How to make your audience like you
When we think of likeable people, we don’t tend to think of those who doggedly pursue us. We think of those who attract us, who talk to us and make us feel like we’re appreciative of their attention.
With 94% of respondents to a Gensler engagement survey revealing they would be highly likely to recommend a brand they were emotionally engaged with and 75% of consumers saying they make decisions based on their emotions, making the time to engage with your audience, working out what they want and devising solutions to their problems is of the utmost importance.
Phil himself revealed to Closer magazine that he often engages with his followers on Snapchat, sometimes in the form of a competition, a shout-out, or even a personal message to a few lucky fans.
How to make your brand entertaining
Phil has been entertaining the nation since we were knee high to a grasshopper – there are even lengthy blog posts and videos dedicated to how this man is a king amongst TV presenters. Brands can only dream of such high esteem in the eyes of their followers. He also often looks like he’s having a bloody good laugh, frequently dissolving into giggles with co-host Holly Willoughby if they fluff their lines on This Morning.
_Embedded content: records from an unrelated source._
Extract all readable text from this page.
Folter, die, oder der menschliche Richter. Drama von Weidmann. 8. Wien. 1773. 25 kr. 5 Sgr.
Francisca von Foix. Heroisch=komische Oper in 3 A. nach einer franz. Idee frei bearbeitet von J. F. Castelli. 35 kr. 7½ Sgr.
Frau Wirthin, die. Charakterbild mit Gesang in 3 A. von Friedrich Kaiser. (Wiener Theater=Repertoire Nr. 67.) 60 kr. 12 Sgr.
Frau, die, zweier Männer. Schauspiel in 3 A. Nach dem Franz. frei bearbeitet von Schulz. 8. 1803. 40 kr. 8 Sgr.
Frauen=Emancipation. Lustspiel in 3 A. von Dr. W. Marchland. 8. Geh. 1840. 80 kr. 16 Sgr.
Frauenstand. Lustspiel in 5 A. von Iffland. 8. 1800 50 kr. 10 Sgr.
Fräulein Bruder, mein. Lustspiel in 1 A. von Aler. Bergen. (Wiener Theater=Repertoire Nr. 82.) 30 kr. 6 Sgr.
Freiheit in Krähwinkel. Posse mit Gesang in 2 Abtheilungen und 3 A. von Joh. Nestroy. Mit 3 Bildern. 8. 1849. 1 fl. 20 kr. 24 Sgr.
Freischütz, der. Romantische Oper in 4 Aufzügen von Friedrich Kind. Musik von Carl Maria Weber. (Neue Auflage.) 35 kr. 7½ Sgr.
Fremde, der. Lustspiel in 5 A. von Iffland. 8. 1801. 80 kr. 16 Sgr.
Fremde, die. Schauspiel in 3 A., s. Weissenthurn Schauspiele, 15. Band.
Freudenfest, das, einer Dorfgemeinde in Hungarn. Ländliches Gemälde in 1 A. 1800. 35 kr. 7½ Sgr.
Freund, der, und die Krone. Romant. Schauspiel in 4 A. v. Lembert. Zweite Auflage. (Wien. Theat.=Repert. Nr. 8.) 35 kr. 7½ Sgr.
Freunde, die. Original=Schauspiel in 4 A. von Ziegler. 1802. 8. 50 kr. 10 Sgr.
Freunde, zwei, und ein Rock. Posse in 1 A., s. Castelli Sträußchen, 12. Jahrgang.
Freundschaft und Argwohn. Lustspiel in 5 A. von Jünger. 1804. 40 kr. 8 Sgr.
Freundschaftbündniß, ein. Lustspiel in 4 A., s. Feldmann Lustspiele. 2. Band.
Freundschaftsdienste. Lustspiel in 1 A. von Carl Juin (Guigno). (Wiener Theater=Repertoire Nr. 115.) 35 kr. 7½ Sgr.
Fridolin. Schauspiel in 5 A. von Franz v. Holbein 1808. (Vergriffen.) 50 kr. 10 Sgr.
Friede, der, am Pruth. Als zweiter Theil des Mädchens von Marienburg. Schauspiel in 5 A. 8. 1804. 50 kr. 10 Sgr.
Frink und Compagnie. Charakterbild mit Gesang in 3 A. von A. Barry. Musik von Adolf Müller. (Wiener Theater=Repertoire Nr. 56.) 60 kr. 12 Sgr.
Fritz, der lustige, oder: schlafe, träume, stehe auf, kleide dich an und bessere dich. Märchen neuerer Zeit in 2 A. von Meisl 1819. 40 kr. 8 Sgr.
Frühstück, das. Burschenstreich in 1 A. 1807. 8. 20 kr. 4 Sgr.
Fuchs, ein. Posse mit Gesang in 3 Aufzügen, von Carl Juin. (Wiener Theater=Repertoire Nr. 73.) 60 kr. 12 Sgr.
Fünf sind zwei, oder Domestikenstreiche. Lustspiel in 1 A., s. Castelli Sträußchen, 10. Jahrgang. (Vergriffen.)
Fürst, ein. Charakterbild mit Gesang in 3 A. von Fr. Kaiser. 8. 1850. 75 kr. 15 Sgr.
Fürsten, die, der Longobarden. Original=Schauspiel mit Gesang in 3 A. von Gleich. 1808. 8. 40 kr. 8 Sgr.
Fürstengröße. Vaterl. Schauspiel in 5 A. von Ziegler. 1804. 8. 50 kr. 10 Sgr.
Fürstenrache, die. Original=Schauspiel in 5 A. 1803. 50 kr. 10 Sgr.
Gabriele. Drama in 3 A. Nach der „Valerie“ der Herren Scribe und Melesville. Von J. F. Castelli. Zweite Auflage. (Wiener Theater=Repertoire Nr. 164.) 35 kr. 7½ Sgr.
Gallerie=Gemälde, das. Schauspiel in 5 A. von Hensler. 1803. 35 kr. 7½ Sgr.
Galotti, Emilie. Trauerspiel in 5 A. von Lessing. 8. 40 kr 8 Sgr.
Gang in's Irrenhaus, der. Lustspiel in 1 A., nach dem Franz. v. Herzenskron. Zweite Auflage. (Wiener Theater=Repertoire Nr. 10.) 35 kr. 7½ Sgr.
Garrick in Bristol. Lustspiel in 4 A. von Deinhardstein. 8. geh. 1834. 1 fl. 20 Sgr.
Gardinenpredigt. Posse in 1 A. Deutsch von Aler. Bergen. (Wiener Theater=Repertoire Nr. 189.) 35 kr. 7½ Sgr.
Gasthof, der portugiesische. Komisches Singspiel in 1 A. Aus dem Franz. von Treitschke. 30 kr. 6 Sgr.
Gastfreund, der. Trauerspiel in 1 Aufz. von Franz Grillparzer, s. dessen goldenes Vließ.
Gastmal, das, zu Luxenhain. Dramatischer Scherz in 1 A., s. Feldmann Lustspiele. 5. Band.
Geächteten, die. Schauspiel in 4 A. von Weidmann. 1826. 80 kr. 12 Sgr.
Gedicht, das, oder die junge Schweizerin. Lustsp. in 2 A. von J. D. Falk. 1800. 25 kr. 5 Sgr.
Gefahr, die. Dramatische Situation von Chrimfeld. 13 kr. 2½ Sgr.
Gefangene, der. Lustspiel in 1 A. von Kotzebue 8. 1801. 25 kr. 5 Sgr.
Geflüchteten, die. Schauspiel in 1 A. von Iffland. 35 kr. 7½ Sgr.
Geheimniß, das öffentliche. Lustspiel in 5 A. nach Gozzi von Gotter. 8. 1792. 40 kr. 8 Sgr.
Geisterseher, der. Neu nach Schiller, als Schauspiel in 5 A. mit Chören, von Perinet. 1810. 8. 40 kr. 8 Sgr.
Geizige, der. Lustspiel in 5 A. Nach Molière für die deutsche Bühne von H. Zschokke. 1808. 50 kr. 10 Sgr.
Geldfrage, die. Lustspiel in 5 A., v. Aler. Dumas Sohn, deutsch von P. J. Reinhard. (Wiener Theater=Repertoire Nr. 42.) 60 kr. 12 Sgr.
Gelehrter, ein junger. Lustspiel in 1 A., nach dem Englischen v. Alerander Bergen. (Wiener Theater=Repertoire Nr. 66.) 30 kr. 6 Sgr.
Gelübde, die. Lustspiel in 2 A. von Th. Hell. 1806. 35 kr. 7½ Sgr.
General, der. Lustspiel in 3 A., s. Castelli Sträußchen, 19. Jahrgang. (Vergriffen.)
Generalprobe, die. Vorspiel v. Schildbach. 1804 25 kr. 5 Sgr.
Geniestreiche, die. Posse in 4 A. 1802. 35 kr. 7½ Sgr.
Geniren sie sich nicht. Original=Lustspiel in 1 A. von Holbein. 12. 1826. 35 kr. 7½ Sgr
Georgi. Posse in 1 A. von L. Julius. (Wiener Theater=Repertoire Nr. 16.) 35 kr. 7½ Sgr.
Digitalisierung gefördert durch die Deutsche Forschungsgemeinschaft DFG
Even when you’re writing about the driest of topics, you can still make your content fun to read or watch. Tell an engaging story, use a conversational tone, and drop in interesting hypothetical examples to make a point. You could even add a few well-chosen GIFs, memes or other engaging graphics to keep your readers interested. In short, be as creative as possible, as long as it’s the sort of thing your audience will appreciate.
FYI: references to pop culture or topical issues to illustrate a point often go down a treat…
How to keep your brand down-to-earth
Unpretentious and relatable, that’s Schofield in a nutshell. Whether he’s rocking up to work, still wearing his suit from the night before, after a heavy night celebrating a win at the National Television Awards, or shedding a tear on screen as he hears a guest describe his wife’s death, he comes across as authentic and down-to-earth. No airs and graces here people!
To help your brand stay relatable and down-to-earth, Forbes suggests a few simple strategies:
- Humanise your brand with your own unique voice – one which sits well with your brand image.
- Put the spotlight on your employees. Let your nearest and dearest reveal life behind the scenes at your company and shows there’s a human community behind the business façade.
- Acknowledge issues and mistakes. We all make mistakes, but it’s owning up to them that elevates you in the eyes of your community. An international survey by Cohn & Wolfe found that 87% of consumers believed brands should ‘act with integrity at all times’, rating authenticity above innovation and product uniqueness when asked what they valued in a brand.
So, there you have it, Schofield is your new marketing guru. He’s come a long way since the Broom Cupboard, that’s for sure.